Speaker
Description
In the context of the preparation of the first SKA observations in a few years from now, more and more public surveys based on precursor and pathfinder instruments are getting released. The analysis of the resulting datasets can already be very challenging as they are getting closer to real upcoming SKA observations. Even if the type of task to perform on such datasets is often rather classical (detection, classification, denoising, etc.), they have become heavily demanding for classical approaches due to datasets size and dimensionality. It is not a surprise then, that many astronomers started to focus their work on Machine Learning approaches that demonstrated their efficiency in similar applications. However, radio-astronomical images are very different from images used to train state-of-the-art pattern recognition algorithms. Moreover, astronomers have specific expectations for the predicted results, be it in terms of robustness, reproducibility, or explainability. As a direct consequence, these methods do not always perform as well as expected when directly applied to astronomical datasets. For this reason, astronomers have started to propose in-depth modifications of widely adopted approaches and also have initiated the development of new dedicated methods.

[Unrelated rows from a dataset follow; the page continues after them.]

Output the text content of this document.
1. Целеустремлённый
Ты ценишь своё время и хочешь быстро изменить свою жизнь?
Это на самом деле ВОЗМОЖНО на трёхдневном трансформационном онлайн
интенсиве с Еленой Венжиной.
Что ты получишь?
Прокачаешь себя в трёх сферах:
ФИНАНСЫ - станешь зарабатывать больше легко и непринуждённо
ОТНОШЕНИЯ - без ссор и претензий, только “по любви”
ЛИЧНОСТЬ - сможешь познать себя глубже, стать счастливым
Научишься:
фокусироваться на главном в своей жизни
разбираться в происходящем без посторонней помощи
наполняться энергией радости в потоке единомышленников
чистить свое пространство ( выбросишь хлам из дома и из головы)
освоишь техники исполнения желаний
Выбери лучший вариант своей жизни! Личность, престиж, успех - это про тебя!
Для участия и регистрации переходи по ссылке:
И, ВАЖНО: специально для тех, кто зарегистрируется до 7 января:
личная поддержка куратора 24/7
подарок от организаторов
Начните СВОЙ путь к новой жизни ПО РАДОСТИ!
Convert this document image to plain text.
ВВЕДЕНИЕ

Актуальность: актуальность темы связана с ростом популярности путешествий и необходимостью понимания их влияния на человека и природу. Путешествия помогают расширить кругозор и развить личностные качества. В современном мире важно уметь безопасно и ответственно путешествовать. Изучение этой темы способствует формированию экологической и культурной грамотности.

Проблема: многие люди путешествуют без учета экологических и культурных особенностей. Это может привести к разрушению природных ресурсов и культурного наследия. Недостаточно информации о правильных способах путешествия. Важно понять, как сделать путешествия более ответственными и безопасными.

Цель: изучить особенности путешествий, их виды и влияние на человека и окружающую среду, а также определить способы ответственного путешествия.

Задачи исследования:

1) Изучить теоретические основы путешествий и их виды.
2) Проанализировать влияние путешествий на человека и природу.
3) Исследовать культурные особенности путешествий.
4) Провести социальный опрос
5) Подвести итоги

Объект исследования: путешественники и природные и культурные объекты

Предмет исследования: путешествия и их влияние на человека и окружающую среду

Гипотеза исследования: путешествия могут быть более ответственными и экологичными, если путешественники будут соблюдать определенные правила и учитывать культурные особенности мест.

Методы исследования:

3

In this talk, I will present an overview of several Machine Learning approaches that have successfully been employed for HI analysis. I will describe methods for a variety of tasks including image denoising, foreground removal, model inversion, etc. but I will put the emphasis on galaxy detection, classification, and characterization techniques, which is a necessary preliminary task for the vast majority of studies. For this, I will present a technical overview of different Machine Learning methods that have been developed by various teams that participated in the SKAO Science Data Challenge 2, which consisted of a 3D detection and characterization task inside a 1TB simulated cube of HI emission. I will discuss the main difficulties identified that are specific to this type of dataset and the various tweaks used by the different teams to mitigate them. I will also discuss what could be future technical developments for these methods in order to overcome the remaining difficulties. Finally, I will present some of the efforts being made in the application of these approaches on pathfinder and precursor instruments, along with the additional difficulties that arise, like the proper definition of learning samples.